A caixinha de lápis de cor foi o presente perfeito para o seu sexto aniversário. Era a ferramenta que Marquinhos precisava para recriar o mundo ao seu jeito.
No dia seguinte, deu início à grande obra, pintando o sol de azul real e o céu de verde. A partir daquele instante, o poente começaria bandeira e terminaria musgo.
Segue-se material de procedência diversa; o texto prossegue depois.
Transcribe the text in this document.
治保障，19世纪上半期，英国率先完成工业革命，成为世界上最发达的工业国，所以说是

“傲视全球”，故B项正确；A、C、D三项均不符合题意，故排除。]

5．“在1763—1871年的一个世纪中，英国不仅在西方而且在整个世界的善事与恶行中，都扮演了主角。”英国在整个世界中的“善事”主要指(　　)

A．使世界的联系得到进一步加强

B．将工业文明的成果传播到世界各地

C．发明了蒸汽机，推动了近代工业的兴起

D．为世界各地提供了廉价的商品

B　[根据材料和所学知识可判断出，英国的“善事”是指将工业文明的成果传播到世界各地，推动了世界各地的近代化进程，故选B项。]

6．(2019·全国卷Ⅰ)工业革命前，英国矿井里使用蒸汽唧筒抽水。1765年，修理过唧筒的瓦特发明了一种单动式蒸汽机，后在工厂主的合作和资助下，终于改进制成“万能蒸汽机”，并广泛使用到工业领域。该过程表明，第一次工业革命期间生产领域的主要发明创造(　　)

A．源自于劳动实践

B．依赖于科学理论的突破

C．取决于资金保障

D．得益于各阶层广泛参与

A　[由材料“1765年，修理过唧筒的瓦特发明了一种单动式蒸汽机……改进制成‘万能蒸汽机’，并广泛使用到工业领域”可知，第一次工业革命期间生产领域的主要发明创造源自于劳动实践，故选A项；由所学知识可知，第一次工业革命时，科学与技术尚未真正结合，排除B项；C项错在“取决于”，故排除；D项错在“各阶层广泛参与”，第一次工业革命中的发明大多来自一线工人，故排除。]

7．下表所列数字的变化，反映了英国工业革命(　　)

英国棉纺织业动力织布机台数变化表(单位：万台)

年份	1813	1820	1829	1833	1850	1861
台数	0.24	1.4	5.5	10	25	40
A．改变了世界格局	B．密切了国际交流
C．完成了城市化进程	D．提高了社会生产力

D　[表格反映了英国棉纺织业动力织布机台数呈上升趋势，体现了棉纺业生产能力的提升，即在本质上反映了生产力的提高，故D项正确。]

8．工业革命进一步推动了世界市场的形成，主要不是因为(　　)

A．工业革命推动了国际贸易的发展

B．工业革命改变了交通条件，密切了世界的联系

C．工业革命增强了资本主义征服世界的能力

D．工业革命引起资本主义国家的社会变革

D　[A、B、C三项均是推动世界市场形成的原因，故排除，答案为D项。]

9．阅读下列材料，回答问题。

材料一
Já as nuvens ficaram lilás. E o arco-íris ia do preto ao branco, com tonalidades de cinza pelo interior.
O mar se transformou em amarelo-ouro, com montanhas alaranjadas. A brisa soprava vermelho e as matas rosearam, com rosas e todas as demais flores em verde, para combinarem com o céu.
Ao final do dia, Marquinhos olhou o novo mundo satisfeito. O serviço estava completo e perfeito.
Seu sorriso aumentou ainda mais quando ouviu o bater da porta. Era seu pai, que acabava de chegar do trabalho. Antes que Arnaldo pudesse afrouxar a gravata, Marquinhos pulou em seus braços, ávido por mostrar a obra-prima. O pai perdeu a cor:
– Credo, filho, que horror. Você pintou tudo errado. Benhêêê, temos que levar o menino ao médico. Talvez ele seja daltônico.
Marquinhos murchou.
– Eu só queria fazer diferente, papai.
A decepção do filho sensibilizou Arnaldo. Não precisava ter sido tão duro, pensou. Então se ajoelhou na altura de Marquinhos, pôs as mãos em seus ombros e, com serenidade, explicou:
– Não pode, filho. O mundo é do jeito que é. Não podemos mudá-lo. Entendeu?
Com a cabeça, Marquinhos concordou. Tinha apenas seis anos e já era adulto.